Vaccine Business
“I’d like to thank the life science industry.”
A new vaccine ecosystem has emerged: pharma companies, normally more concerned with their therapeutic pipelines, have come to appreciate the vaccine business differently. However, it has also exposed the severe global inequities of access to these vaccines in lower- and middle-income countries (LMIC).
Amie Batson, Executive Director of WomenLift Health, opened the stage to the panelists with the following questions:
“What have we learned over the past year about the vaccine business? What does the market look like today following the COVID-19 vaccine?”
Amie Batson of WomenLift Health.
Nanette Cocero, Global President, Vaccines, Pfizer, emphasized the importance of collaboration to make the impossible possible. Pfizer’s record-breaking development of the first COVID-19 vaccine and the first vaccine ever made with mRNA technology, would not have been possible without their, sometimes unconventional, collaboration with BioNTech. And collaboration as a means of getting new vaccines to market is here to stay.
For Geoff Porges, Director of Therapeutics Research, Diversified Biopharma, of SVB Leerink, vaccines were a “sleepy backwater” for the industry. Small biotechs couldn’t raise enough capital for their candidates to make it. Eighteen months later, the outlook has been completely transformed: 2021 saw a $60 billion revenue line for only one vaccine.
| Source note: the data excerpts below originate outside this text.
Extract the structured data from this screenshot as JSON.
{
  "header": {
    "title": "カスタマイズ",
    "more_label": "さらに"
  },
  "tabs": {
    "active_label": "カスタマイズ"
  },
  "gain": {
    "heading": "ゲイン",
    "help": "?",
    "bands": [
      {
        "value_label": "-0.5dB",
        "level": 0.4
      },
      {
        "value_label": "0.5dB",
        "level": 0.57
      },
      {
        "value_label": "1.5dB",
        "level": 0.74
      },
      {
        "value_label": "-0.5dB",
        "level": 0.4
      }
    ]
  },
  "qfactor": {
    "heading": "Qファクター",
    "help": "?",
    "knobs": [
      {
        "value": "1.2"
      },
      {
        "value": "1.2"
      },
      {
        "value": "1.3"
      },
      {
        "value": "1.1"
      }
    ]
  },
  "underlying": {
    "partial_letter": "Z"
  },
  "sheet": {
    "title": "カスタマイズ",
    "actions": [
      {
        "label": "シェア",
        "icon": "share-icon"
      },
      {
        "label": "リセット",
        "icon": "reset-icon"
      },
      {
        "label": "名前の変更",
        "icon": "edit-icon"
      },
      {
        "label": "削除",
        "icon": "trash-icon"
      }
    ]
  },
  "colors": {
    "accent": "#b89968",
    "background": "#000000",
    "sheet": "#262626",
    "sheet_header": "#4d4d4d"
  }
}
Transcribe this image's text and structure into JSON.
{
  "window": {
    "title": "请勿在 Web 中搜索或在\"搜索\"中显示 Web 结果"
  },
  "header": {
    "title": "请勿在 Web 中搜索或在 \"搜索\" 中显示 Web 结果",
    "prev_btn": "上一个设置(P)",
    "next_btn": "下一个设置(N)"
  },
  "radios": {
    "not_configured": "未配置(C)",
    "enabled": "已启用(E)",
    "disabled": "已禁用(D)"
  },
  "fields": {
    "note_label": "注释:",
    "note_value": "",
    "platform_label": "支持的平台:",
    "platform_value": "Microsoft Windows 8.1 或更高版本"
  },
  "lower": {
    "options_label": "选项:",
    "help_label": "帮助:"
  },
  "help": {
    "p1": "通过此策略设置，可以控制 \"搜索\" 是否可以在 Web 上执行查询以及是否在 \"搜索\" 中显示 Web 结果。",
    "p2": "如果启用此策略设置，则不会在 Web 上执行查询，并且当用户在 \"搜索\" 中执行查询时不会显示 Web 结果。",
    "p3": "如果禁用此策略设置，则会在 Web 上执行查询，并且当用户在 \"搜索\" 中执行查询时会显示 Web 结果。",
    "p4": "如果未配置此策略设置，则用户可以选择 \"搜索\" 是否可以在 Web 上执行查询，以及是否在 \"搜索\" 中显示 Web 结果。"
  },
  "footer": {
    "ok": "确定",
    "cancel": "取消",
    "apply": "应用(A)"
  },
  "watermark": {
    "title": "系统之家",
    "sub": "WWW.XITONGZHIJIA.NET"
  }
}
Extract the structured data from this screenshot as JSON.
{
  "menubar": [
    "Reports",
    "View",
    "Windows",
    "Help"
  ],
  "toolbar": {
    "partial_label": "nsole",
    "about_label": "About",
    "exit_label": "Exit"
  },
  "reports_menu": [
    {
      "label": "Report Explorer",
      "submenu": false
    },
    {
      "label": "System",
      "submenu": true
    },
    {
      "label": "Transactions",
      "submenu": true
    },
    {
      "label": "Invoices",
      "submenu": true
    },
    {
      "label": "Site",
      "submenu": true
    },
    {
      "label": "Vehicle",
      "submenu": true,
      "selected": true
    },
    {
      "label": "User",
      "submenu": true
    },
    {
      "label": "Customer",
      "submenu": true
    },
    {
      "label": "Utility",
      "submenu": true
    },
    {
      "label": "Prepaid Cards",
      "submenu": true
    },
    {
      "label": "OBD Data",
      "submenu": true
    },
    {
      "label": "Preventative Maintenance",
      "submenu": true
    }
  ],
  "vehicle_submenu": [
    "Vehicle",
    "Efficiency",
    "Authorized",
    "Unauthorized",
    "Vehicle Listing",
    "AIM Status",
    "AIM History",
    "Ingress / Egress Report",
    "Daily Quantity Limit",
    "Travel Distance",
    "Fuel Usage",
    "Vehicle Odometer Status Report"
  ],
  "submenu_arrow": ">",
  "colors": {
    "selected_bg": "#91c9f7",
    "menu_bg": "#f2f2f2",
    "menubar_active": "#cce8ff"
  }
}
The public has a new awareness of the vaccine industry. Moderna and Novavax are now household names. “Pharma are now actually getting value, excitement, and appreciation for their vaccine business.”
Joshua Liang, CEO of Clover Biopharmaceuticals, highlighted the importance of public funding — specifically for Clover’s protein-based COVID-19 vaccine — which received funding from the Coalition for Epidemic Preparedness Innovations (CEPI). Thanks to CEPI, a $3.5 million initial funding became a full $300 million envelope and provided the means to scale in-house manufacturing and collaborate on multi-continent clinical trials.
According to David Dodd, Chairman, CEO of GeoVax Labs Inc., people today are actively educating themselves about vaccines, even on complex topics such as the supply chain process and single vs multiple doses. They’re asking more sophisticated questions and understanding the importance of vaccines for global public health.
However, clear communication on the trade-offs and risks vs benefits of vaccines continues to be challenging and there remains (often unfounded) concerns about the safety of vaccines that have come to market so quickly.
On the money side, Geoff Porges affirms that vaccines are currently the hot place to invest but it’s not fair to put making and distributing vaccines solely on the shoulders of the biopharma industry. He recommends putting in place preemptive mechanisms, such as fixed publicly funded manufacturing and clinical trial consortiums, to rapidly accelerate scale up. For future pandemic readiness, on the capital markets side, incentives are necessary to quickly commercialize in LMIC and deployment needs to be pushed by governments and public health institutions.